Using the centralized data from the three observational facilities, the astronomers now have a better and more defined point of view on what seems to be a second planet. To generate the image, astronomers made use of the astrometry provided by VLT’s NACO and SINFONI instruments.
CVSO 30c. European Southern Observatory
This new exoplanet entitled as CVSO 30c, is the small dot to the upper left of the frame, the massive blot being the star itself. While CVSO 30b orbits noticeably close to the star, revolving around CVSO 30 in less than 11 hours with an orbital distance of 0.008 au, CVSO 30c orbits considerably further away, at a distance of 660 au, requiring a mind-boggling 27,000 years to execute a single orbit. (For reference, the planet Mercury orbits the Sun at an average distance of 0.39 au, while Neptune sits at just over 30 au.)
“If it is confirmed that CVSO 30c orbits CVSO 30, this would be the first star system to host both a close-in exoplanet detected by the transit method and a far-out exoplanet detected by direct imaging,” ESO representatives wrote in a description of the new image.
“Astronomers are still exploring how such an exotic system came to form in such a short timeframe, as the star is only 2.5 million years old; it is possible that the two planets interacted at some point in the past, scattering off one another and settling in their current extreme orbits,” they added.
In a premiere event, ESO has imaged without prevarication a planet around its host star. Humans are now capable to directly render imagery of exoplanets, an achievement long targeted since the discovery of stellar wobbling that paved the way to the technique first used to detect planets around other stars.
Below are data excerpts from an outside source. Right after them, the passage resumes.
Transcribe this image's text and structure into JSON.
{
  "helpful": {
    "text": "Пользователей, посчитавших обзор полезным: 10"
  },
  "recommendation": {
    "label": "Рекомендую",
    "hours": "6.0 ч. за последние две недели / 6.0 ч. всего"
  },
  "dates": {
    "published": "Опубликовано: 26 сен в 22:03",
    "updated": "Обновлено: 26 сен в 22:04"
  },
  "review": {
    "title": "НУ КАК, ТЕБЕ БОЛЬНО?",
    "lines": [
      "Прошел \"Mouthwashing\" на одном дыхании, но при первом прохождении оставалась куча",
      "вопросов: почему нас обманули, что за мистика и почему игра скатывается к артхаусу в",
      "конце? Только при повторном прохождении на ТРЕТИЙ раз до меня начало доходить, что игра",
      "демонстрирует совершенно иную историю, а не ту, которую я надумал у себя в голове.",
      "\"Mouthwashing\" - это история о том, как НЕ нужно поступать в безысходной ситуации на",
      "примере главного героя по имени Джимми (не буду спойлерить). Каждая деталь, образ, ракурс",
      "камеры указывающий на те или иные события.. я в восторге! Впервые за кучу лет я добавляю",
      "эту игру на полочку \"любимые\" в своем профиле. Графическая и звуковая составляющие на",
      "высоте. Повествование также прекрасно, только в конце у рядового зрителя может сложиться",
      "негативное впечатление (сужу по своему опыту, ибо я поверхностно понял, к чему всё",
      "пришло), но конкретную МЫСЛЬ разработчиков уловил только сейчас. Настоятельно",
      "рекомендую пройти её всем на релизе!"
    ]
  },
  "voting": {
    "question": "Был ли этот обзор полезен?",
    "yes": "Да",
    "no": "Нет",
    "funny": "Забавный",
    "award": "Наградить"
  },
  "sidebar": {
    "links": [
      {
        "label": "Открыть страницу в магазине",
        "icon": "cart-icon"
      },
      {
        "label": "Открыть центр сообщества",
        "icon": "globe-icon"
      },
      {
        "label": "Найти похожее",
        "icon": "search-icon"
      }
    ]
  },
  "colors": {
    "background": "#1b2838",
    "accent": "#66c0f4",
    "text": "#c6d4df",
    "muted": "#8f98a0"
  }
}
With this discovery, it has become a certainty that new techniques and optics will be developed in order for us to continue the completion of the vast puzzle that is our visible and reachable universe.
Sooner that we expect, it will be possible to image satellites orbiting other planets. With an optical edge, it could also lead to the discovery of alien artifacts that now are undetectable by us. Only time will tell just how deep our knowledge and insight can become.